• On Idleness

In preparing my study on Lutosławski’s Cello Concerto, I’ve been reading some of the books which he read and for which he expressed admiration.  Lutosławski was well versed in philosophy and one of his favourite authors was Michel de Montaigne (1533-92), whose Essais were on his reading list.  Montaigne has been a new and absorbing adventure for me.  Some of his essays have struck a special chord, partly because I recently chose to follow Montaigne’s path (‘Dernièrement que je me retirai chez moi’) and partly because they resonate down the centuries, not least with regard to Lutosławski’s Cello Concerto.  Here’s a wonderfully expressed account of how the mind, if left untended, can develop a mind of its own.  It’s an excerpt from Book I, no. 8, ‘On Idleness’.

It’s translated by John Florio, whose vivid if sometimes, by today’s standards, impressionistic English-language version appeared in 1603, just eleven years after Montaigne’s death.  More recent translations include those by Charles Cotton (1877), J. M. Cohen (1958) and M. A. Screech (1991).
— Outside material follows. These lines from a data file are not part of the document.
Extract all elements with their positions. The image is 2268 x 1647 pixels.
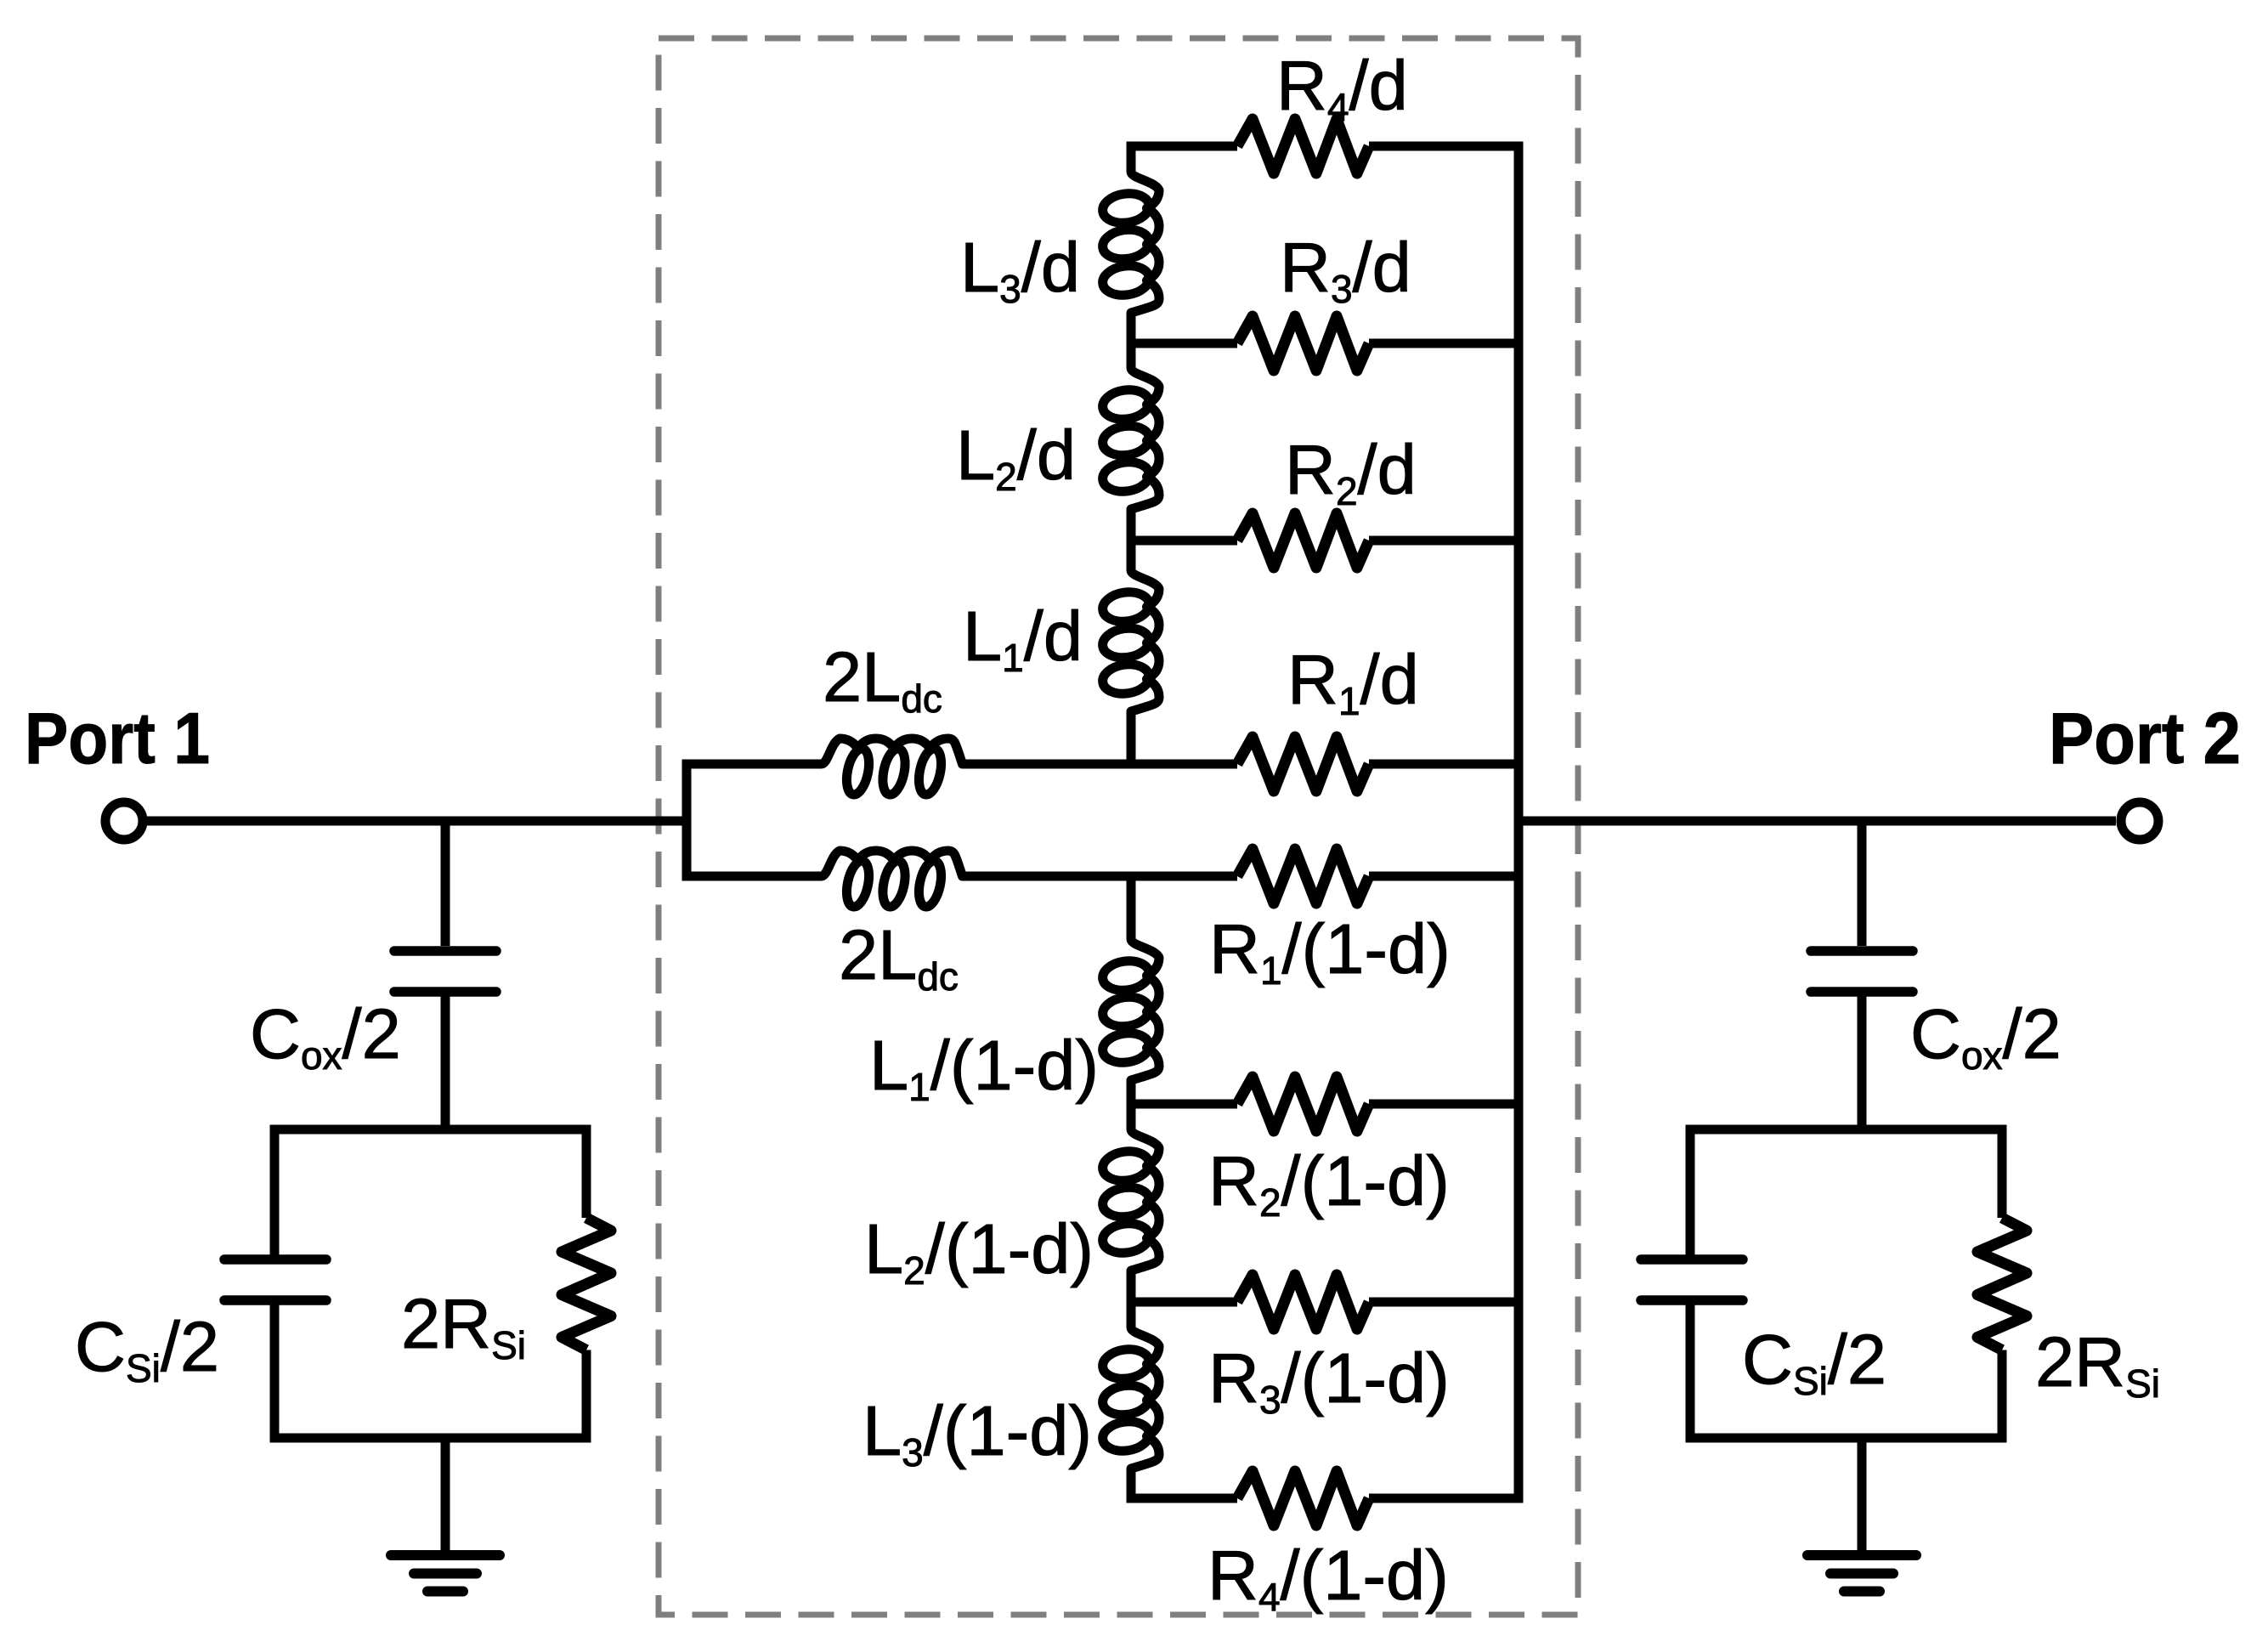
svg-text:L1​/d: L1​/d bbox=[963, 597, 1083, 680]
svg-text:R3​/d: R3​/d bbox=[1280, 228, 1411, 311]
svg-text:R4​/d: R4​/d bbox=[1276, 46, 1408, 129]
svg-text:CSi​/2: CSi​/2 bbox=[75, 1307, 219, 1390]
svg-text:R1​/d: R1​/d bbox=[1287, 640, 1419, 723]
svg-text:L3​/(1-d): L3​/(1-d) bbox=[863, 1391, 1092, 1474]
svg-text:R2​/d: R2​/d bbox=[1285, 430, 1417, 513]
svg-text:2RSi​: 2RSi​ bbox=[401, 1284, 526, 1367]
svg-text:R1​/(1-d): R1​/(1-d) bbox=[1209, 909, 1451, 993]
svg-text:Cox​/2: Cox​/2 bbox=[1910, 994, 2062, 1078]
svg-text:2Ldc​: 2Ldc​ bbox=[823, 637, 942, 721]
svg-text:R4​/(1-d): R4​/(1-d) bbox=[1208, 1536, 1449, 1619]
svg-text:L2​/d: L2​/d bbox=[956, 416, 1076, 499]
svg-text:2RSi​: 2RSi​ bbox=[2035, 1322, 2160, 1406]
svg-text:Cox​/2: Cox​/2 bbox=[250, 994, 401, 1078]
svg-text:CSi​/2: CSi​/2 bbox=[1742, 1320, 1886, 1403]
svg-text:Port 1: Port 1 bbox=[25, 699, 210, 779]
svg-text:L2​/(1-d): L2​/(1-d) bbox=[864, 1209, 1094, 1293]
svg-text:R3​/(1-d): R3​/(1-d) bbox=[1208, 1339, 1450, 1422]
svg-text:R2​/(1-d): R2​/(1-d) bbox=[1208, 1141, 1450, 1225]
svg-text:L1​/(1-d): L1​/(1-d) bbox=[869, 1026, 1099, 1109]
svg-text:L3​/d: L3​/d bbox=[960, 228, 1080, 311]
svg-text:2Ldc​: 2Ldc​ bbox=[839, 915, 959, 999]
svg-text:Port 2: Port 2 bbox=[2049, 699, 2241, 779]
… Dernièrement que je me retirai chez moi, délibéré autant que je pourrai, ne me mêler d’autre chose, que de passer en repos, et à part, ce peu qui me reste de vie : il me semblait ne pouvoir faire plus grande faveur à mon esprit, que de le laisser en pleine oisiveté, s’entretenir soi-même, et s’arrêter et rasseoir en soi : Ce que j’espérais qu’il peut meshuy faire plus aisément, devenu avec le temps, plus pesant, et plus mûr : Mais je trouve, variam semper dant otia mentem, que au rebours, faisant le cheval échappé, il se donne cent fois plus d’affaire à soi-même, qu’il n’en prenait pour autrui : Et m’enfante tant de chimères et monstres fantasques les uns sur les autres, sans ordre, et sans propos, que pour en contempler à mon aise l’ineptie et l’étrangeté, j’ai commencé de les mettre en rôle : Espérant avec le temps, lui en faire honte à lui-même.

Of Idlenesse

… It is not long since I retired my selfe unto mine owne house, with full purpose, as much as lay in me, not to trouble my selfe with any businesse, but solitarily and quietly to weare out the remainder of my well-nigh-spent life : where me thought I could doe my spirit no greater favour, than to give him the full scope of idlenesse, and entertaine him as he best pleased, and withall, to settle him-selfe as he best liked : which I hoped he might now, being by time become more setled and ripe, accomplish very easily : but I finde, Evermore idlenesse doth wavering minds addresse (Lucan, iv. 704).  That contrariwise playing the skittish and loose-broken jade, he takes a hundred times more cariere and libertie unto himselfe, than hee did for others, and begets in me so many extravagant Chimeræs, and fantasticall monsters, so orderlesse, and without any reason, one hudling upon an other, that at leisure to view the foolishnesse and monstrous strangenesse of them, I have begun to keepe a register of them, hoping, if I live, one day to make him ashamed, and blush at himselfe.